②"Since optimizing the mutual information for high-dimensional continuous variables is intractable, we instead optimize the lower bound of above equation":

$\begin{aligned} I(H;Y)& =\mathbb{H}[Y]-\mathbb{H}[Y|H] \\ &=\mathbb{H}[Y]+\mathbb{E}_{p(Y,H)}[\log p(Y|H)] \\ &=\mathbb{H}[Y]+\mathbb{E}_{p(Y,H)}[\log q_{\phi}(Y|H)] \\ &+\mathbb{E}_{p(H)}[\mathrm{KL}(p(Y|H)|q_{\phi}(Y|H))] \\ &\geq\mathbb{H}[Y]+\mathbb{E}_{p(Y,H)}[\log q_{\phi}(Y|H)], \end{aligned}$

where $\mathbb{H}\left [ \cdot \right ]$ denotes entropy computation, they aim to optimize component in the second term, $q_\phi\sim \mathcal{F}_l \circ \mathcal{F}_w$ is a model to predict $Y$ based on $H$ , $\circ$ denotes function composition.
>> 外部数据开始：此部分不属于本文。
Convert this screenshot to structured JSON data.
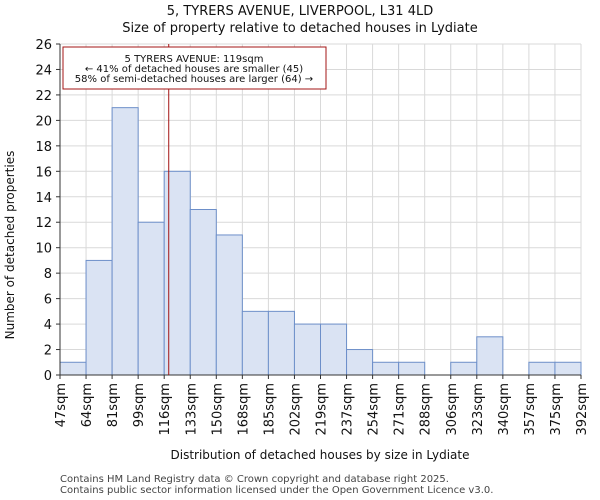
{
  "title_line1": "5, TYRERS AVENUE, LIVERPOOL, L31 4LD",
  "title_line2": "Size of property relative to detached houses in Lydiate",
  "footer_line1": "Contains HM Land Registry data © Crown copyright and database right 2025.",
  "footer_line2": "Contains public sector information licensed under the Open Government Licence v3.0.",
  "colors": {
    "bar_fill": "#dae3f3",
    "bar_stroke": "#6d8fc9",
    "marker": "#a31515",
    "annotation_border": "#a31515"
  },
  "chart_data": {
    "type": "bar",
    "xlabel": "Distribution of detached houses by size in Lydiate",
    "ylabel": "Number of detached properties",
    "ylim": [
      0,
      26
    ],
    "yticks": [
      0,
      2,
      4,
      6,
      8,
      10,
      12,
      14,
      16,
      18,
      20,
      22,
      24,
      26
    ],
    "bin_edges": [
      47,
      64,
      81,
      99,
      116,
      133,
      150,
      168,
      185,
      202,
      219,
      237,
      254,
      271,
      288,
      306,
      323,
      340,
      357,
      375,
      392
    ],
    "tick_labels": [
      "47sqm",
      "64sqm",
      "81sqm",
      "99sqm",
      "116sqm",
      "133sqm",
      "150sqm",
      "168sqm",
      "185sqm",
      "202sqm",
      "219sqm",
      "237sqm",
      "254sqm",
      "271sqm",
      "288sqm",
      "306sqm",
      "323sqm",
      "340sqm",
      "357sqm",
      "375sqm",
      "392sqm"
    ],
    "values": [
      1,
      9,
      21,
      12,
      16,
      13,
      11,
      5,
      5,
      4,
      4,
      2,
      1,
      1,
      0,
      1,
      3,
      0,
      1,
      1
    ],
    "marker_value": 119,
    "annotation": {
      "line1": "5 TYRERS AVENUE: 119sqm",
      "line2": "← 41% of detached houses are smaller (45)",
      "line3": "58% of semi-detached houses are larger (64) →"
    }
  }
}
They define the $q_\phi$ as a Gaussian model with variance

解释：

$I(H;Y) =\mathbb{H}[Y]-\mathbb{H}[Y|H]$

$\mathbb{H}\left [ Y \right ]$ 是 $Y$ 的熵，表示 $Y$ 的不确定性， $\mathbb{H}[Y|H]$ 是在给定 $H$ 的条件下 $Y$ 的条件熵，表示在已知 $H$ 的情况下， $Y$ 的不确定性。互信息 $I(H;Y)$ 可以看作是 $Y$ 的总不确定性减去在给定 $H$ 时的剩余不确定性。优化互信息的目标是减少条件熵（即减少在知道 $H$ 后对 $Y$ 的不确定性）。

$=\mathbb{H}[Y]+\mathbb{E}_{p(Y,H)}[\log p(Y|H)]$

$\mathbb{E}_{p(Y,H)}[\log p(Y|H)]$ 是对于联合分布 $p(Y,H)$ 下，条件概率 $p(Y|H)$ 的对数似然的期望值。也就是说，这一项衡量了 $H$ 给定时 $Y$ 的可能性（即 $H$ 对 $Y$ 的信息量）。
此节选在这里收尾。